La troisième tentation est celle de faire des­cendre Dieu de cette harmonie, de cette douceur, de cette délicatesse pour en faire un thaumaturge, afin qu'il règle les problèmes du haut d'une puissance vraiment divine, qu'il annule ce qui me gêne, et ce qui me contrarie en ce monde. Frères et sœurs, nous re­trouvons là les grandes familles des péchés qui nous touchent, nous retrouvons là tout ce qui s'oppose à l'union entre Dieu et l'homme, à ce nouveau couple qui est le but du monde, qui est le terme de notre his­toire. Car le terme de notre histoire, c'est l'amour de Dieu passant de couple en couple, passant d'amour humain en amour humain, pour qu'un jour, chacun de nous devienne l'épouse de Dieu.

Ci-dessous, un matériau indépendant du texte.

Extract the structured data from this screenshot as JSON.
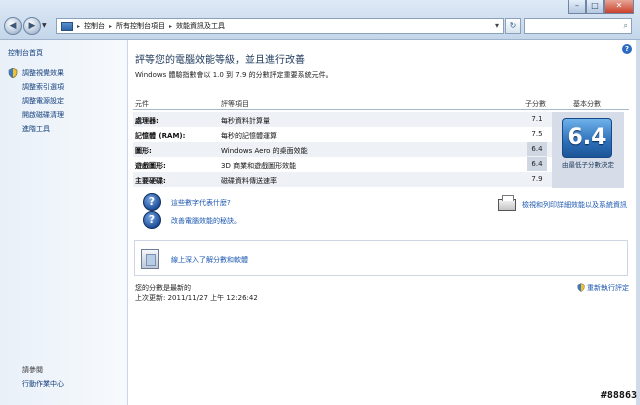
{
  "address": {
    "crumbs": [
      "控制台",
      "所有控制台項目",
      "效能資訊及工具"
    ],
    "search_placeholder": "搜尋控制台"
  },
  "sidebar": {
    "home": "控制台首頁",
    "items": [
      "調整視覺效果",
      "調整索引選項",
      "調整電源設定",
      "開啟磁碟清理",
      "進階工具"
    ],
    "see_also_heading": "請參閱",
    "see_also": [
      "行動作業中心"
    ]
  },
  "main": {
    "heading": "評等您的電腦效能等級，並且進行改善",
    "description": "Windows 體驗指數會以 1.0 到 7.9 的分數評定重要系統元件。",
    "columns": {
      "component": "元件",
      "rated": "評等項目",
      "subscore": "子分數",
      "base": "基本分數"
    },
    "rows": [
      {
        "name": "處理器:",
        "desc": "每秒資料計算量",
        "score": "7.1"
      },
      {
        "name": "記憶體 (RAM):",
        "desc": "每秒的記憶體運算",
        "score": "7.5"
      },
      {
        "name": "圖形:",
        "desc": "Windows Aero 的桌面效能",
        "score": "6.4"
      },
      {
        "name": "遊戲圖形:",
        "desc": "3D 商業和遊戲圖形效能",
        "score": "6.4"
      },
      {
        "name": "主要硬碟:",
        "desc": "磁碟資料傳送速率",
        "score": "7.9"
      }
    ],
    "base_score": "6.4",
    "base_caption": "由最低子分數決定",
    "links": {
      "what_mean": "這些數字代表什麼?",
      "tips": "改善電腦效能的秘訣。",
      "print": "檢視和列印詳細效能以及系統資訊",
      "learn_more": "線上深入了解分數和軟體"
    },
    "status": {
      "line1": "您的分數是最新的",
      "line2": "上次更新: 2011/11/27 上午 12:26:42"
    },
    "rerun": "重新執行評定"
  },
  "watermark": "#88863"
}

C'est pourquoi, dans cette histoire, il faut que nous luttions contre ces ten­tations pour que l'amour humain se laisse progressi­vement diviniser dans nos amours humains, pour que se réalise la grande noce finale qui est Dieu prenant l'humanité pour épouse. Alors, nous réaliserons pour­quoi nous sommes-là, nous réaliserons la raison même de notre être humain, qui est d'être l'épouse de Dieu. Nous ferons comme Marie, nous dirons alors "Me voici". le prophète Osée déjà en son temps avait dit : "Je t'emmènerai au désert afin de parler à ton cœur". Le prophète Isaïe avait dit aussi : "Je t'attache­rai par des liens d'amour pour que tu viennes à moi". N'est-ce pas le Christ en lui-même dans sa personne qui tient en lui-même cette humanité, cette petite part d'humanité qui va commencer par contagion à toucher nos humanités afin que toutes, dans un corps total, soient retrouvées comme une épouse immaculée, l'épouse de Dieu. C'est cela le secret de Dieu, c'est cela la raison pour laquelle le Christ a été envoyé par l'Esprit saint au désert. Vous avez entendu à quel point saint Luc insiste sur le rôle de l'Esprit saint : "Par l'Esprit Saint, Jésus fut envoyé au désert et par l'Esprit, il fut tenté". L'Esprit Saint, l'objet de l'Esprit Saint, l'œuvre de l'Esprit Saint, c'est d'unir une fois pour toutes, définitivement, cette humanité désobéis­sante à Celui qui l'aime et qui l'attend, et qui est Dieu.

Alors, au terme de l'histoire du monde, lors­que tout sera reflété dans une unique scène qui sera les noces de l'Agneau, nous entendrons Dieu nous parler, à nous, l'humanité, et nous dire : "A ce coup, tu es vraiment l'os de mes os, la chair de ma chair et tu es appelée humanité sauvée, toi qui fut tirée de Dieu".